Charles Drew (1904-1950) – Surgeon and Medical Researcher
Charles Drew was physician, general surgeon, and prolific medical researcher. Much of our blood bank infrastructure is the reult of the work done by Dr. Drew, and Black History Month would be incomplete without recognizing this great man.
He was born into a middle class family in Washington, DC, and showed an early interest in science. He attended prestigious schools like Amherst, McGill University in Montreal, where he got his MD, and Columbia University, where he became the first African-American to be awarded a Doctor of Science degree, the medical academic equivalent of a PhD.
Despite attending these schools and obtaining honors such as Alpha Omega Alpha, the highest scholastic honor for medical students, he was still denied normal access to things like fraternities. He was an “off-campus” member of Omega Psi Phi because blacks were not allowed in fraternities at Amherst.
Despite this, he excelled and was appointed the director of the “Blood For Britain” program during World War 2, which was a vital lifeline for British troops fighting in the war. He developed new methods for collecting and banking blood products, and also started what would eventually evolve into our current bloodmobile system.
In 1941, he became the first director of the Red Cross Blood Bank. He again was crucial to its development and expansion. He ultimately resigned because of the Red Cross policy of excluding “non-white” blood from the supply.
Charles Drew went on to have a robust teaching and research career, but tragically was killed in car accident after a long day and night operating at a free clinic.
The Charles R. Drew University of Medicine and Science in Los Angeles stands as one of many memorials to this great man.
Phillis Wheatley Peters (c. 1753 – 1784) – Poet
Phillis Wheatley Peters was the first published African-American poet.
She was born in Africa, and was sold into slavery to a Boston family, the Wheatleys, when she was 7 or 8 years old. She was educated by the Wheatley children, and when she began writing poetry, she was encouraged to continue, even relieving her of her “household duties” to further her studies.
When she was 20, she accompanied Nathaniel Wheatley to London at the urging of his mother. One reason was the thought that she would have a better chance of being published. After being embraced by members of British high society, her first book of poems was published in London in 1773.

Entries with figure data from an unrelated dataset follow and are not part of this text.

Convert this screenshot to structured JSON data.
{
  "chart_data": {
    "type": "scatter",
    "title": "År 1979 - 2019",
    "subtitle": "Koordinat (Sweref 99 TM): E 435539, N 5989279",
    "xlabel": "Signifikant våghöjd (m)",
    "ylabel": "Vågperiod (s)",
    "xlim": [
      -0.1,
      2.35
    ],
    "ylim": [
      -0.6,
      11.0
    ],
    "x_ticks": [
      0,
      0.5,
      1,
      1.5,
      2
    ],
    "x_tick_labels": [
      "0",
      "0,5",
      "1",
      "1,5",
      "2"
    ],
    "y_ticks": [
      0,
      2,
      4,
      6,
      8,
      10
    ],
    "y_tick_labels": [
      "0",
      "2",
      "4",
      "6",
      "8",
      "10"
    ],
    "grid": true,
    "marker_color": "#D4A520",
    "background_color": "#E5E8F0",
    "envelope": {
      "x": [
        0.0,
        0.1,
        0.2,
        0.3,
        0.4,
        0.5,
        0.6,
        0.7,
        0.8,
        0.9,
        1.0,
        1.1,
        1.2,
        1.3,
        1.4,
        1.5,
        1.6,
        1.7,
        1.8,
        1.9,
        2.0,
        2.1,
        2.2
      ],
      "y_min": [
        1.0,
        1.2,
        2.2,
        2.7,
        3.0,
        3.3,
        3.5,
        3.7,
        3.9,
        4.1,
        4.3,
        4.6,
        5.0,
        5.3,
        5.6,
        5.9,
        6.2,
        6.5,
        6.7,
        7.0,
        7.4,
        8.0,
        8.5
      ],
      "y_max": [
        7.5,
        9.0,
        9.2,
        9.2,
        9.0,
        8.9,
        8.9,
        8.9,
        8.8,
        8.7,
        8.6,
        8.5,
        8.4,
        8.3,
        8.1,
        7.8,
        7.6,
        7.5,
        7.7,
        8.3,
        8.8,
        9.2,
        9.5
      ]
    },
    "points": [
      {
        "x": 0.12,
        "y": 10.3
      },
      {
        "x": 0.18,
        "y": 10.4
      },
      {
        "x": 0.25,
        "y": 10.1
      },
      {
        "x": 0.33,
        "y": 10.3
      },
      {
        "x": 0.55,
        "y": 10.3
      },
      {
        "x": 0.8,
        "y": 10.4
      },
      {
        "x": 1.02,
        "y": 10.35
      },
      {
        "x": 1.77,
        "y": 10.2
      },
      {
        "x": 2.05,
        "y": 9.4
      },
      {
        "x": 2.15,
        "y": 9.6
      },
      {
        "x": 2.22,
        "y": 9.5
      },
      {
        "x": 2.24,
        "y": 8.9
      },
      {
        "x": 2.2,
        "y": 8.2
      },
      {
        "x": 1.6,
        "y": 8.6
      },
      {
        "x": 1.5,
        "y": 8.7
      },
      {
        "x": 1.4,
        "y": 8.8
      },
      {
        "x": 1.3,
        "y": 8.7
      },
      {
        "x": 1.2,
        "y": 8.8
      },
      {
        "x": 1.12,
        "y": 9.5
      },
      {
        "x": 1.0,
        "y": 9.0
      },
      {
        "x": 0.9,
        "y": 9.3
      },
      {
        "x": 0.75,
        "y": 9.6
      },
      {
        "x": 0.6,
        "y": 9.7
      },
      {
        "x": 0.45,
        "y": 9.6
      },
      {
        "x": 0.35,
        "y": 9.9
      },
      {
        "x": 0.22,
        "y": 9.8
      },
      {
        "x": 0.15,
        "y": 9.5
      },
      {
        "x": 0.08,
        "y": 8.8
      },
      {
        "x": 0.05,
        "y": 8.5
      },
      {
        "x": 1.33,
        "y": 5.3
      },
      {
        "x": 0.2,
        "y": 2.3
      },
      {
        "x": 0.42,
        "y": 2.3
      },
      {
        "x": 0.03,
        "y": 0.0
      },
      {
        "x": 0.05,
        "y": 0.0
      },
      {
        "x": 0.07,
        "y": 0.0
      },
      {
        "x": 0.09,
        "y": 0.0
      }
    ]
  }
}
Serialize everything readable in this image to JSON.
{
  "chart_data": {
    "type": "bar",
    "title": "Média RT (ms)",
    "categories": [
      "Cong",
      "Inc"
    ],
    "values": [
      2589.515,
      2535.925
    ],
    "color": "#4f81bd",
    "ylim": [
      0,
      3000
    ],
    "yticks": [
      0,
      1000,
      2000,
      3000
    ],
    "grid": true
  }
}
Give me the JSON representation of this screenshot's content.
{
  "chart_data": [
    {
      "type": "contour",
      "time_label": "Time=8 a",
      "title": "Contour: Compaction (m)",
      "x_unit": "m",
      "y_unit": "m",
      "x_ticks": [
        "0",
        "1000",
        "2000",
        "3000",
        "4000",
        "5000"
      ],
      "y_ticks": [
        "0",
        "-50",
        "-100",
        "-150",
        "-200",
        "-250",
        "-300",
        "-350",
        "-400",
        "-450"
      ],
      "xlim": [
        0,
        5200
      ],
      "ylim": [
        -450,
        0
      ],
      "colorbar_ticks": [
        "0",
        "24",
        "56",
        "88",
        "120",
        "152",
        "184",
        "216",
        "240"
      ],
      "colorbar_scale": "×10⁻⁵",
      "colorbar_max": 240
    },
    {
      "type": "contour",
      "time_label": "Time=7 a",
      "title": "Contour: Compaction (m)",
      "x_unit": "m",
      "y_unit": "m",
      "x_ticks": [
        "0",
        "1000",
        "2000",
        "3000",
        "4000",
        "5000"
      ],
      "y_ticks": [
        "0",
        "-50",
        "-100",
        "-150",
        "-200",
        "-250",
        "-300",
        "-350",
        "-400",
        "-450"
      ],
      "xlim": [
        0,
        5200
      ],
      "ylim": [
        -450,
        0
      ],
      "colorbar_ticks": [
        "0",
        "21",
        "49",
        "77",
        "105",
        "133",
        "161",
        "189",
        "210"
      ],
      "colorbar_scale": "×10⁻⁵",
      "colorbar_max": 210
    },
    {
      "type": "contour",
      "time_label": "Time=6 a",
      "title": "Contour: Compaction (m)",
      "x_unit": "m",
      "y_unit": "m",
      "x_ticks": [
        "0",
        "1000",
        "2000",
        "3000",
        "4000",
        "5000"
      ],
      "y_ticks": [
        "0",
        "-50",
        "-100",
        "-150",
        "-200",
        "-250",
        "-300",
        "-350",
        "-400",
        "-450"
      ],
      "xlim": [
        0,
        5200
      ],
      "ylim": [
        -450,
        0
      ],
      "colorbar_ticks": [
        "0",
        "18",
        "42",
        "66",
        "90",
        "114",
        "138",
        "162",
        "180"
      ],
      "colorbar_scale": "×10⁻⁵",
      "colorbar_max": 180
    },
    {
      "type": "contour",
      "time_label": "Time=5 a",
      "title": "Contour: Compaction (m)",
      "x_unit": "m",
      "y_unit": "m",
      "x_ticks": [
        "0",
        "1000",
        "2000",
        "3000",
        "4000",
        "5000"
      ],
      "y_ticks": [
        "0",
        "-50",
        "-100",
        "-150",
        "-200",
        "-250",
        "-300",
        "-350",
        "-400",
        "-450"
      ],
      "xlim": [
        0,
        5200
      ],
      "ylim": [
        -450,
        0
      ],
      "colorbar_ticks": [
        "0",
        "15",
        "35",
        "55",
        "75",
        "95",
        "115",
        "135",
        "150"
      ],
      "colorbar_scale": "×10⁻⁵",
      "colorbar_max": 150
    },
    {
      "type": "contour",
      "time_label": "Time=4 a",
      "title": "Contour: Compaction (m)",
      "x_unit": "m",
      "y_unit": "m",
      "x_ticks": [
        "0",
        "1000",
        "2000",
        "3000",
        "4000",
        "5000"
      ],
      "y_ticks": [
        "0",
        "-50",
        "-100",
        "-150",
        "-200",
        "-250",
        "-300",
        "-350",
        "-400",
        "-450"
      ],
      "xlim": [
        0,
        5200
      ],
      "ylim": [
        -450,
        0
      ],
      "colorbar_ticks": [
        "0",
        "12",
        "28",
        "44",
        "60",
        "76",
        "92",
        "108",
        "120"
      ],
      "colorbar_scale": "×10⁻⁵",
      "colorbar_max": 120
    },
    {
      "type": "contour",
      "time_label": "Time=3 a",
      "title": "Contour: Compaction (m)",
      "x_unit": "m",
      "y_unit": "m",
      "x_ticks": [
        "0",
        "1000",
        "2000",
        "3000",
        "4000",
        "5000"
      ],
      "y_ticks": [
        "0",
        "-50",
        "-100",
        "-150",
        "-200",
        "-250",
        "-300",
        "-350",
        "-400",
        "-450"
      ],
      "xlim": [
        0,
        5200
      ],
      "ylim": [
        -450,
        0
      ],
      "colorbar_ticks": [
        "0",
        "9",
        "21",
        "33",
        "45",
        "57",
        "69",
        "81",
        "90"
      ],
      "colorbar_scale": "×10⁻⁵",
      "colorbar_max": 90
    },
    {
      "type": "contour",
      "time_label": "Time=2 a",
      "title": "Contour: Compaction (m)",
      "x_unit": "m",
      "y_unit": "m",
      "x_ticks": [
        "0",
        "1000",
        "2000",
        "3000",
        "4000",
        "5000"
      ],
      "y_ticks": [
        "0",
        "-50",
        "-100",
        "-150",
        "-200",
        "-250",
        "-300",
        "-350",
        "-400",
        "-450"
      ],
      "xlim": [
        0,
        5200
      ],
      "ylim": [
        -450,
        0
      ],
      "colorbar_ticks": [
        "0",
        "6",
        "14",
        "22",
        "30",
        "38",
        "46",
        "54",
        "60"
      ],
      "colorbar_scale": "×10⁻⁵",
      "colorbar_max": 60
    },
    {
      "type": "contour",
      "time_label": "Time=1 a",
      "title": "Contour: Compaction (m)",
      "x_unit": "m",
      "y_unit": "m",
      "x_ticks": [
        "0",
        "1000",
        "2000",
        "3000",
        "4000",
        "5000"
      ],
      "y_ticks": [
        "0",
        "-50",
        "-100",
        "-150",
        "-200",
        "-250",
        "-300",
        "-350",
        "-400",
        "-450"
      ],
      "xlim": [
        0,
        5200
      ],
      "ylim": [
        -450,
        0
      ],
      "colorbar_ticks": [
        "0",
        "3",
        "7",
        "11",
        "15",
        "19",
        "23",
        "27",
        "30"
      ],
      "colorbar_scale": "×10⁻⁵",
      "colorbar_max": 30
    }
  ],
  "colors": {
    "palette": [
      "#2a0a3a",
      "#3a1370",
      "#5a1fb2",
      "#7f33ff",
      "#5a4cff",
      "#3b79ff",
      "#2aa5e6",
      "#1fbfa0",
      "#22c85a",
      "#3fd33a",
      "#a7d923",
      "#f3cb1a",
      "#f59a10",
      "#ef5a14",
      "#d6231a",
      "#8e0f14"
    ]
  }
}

To show the lab’ring bosom’s deep intent,
And thought in living characters to paint,
When first thy pencil did those beauties give,
And breathing figures learnt from thee to live,
How did those prospects give my soul delight,
A new creation rushing on my sight?Phillis Wheatley – Poems on Various Subjects, written about her friend Scipio Moorhead, an enslaved artist who engraved the frontispiece of her book.
Upon returning home to Boston, she was emancipated by the Wheatleys. She sent a copy of her book to George Washington, who invited her in March 1776 to his headquarters in Cambridge, Massachusetts!
She married John Peters, a free black grocer, but because of economic difficulties, he went to prison. She was unable to have any other works published as she had lost her benefactors, and the Revolutionary War was on. She sadly died, impoverished, on December 5, 1784.
Phillis Wheatley’s seminal work has been widely accepted as the birth of African-American literature. Her contributions to the culture and arts of America cannot be understated, and she deserves recognition during Black History Month and beyond.
Study The Legacy
These are just 5 more influential and important Black Americans who have made profound contributions to our culture and heritage. Black History Month reminds us to take the time to research this “forgotten” history, and to pay attention to all the current Black Americans who, with their exceptional minds and talents, continue to raise the bar.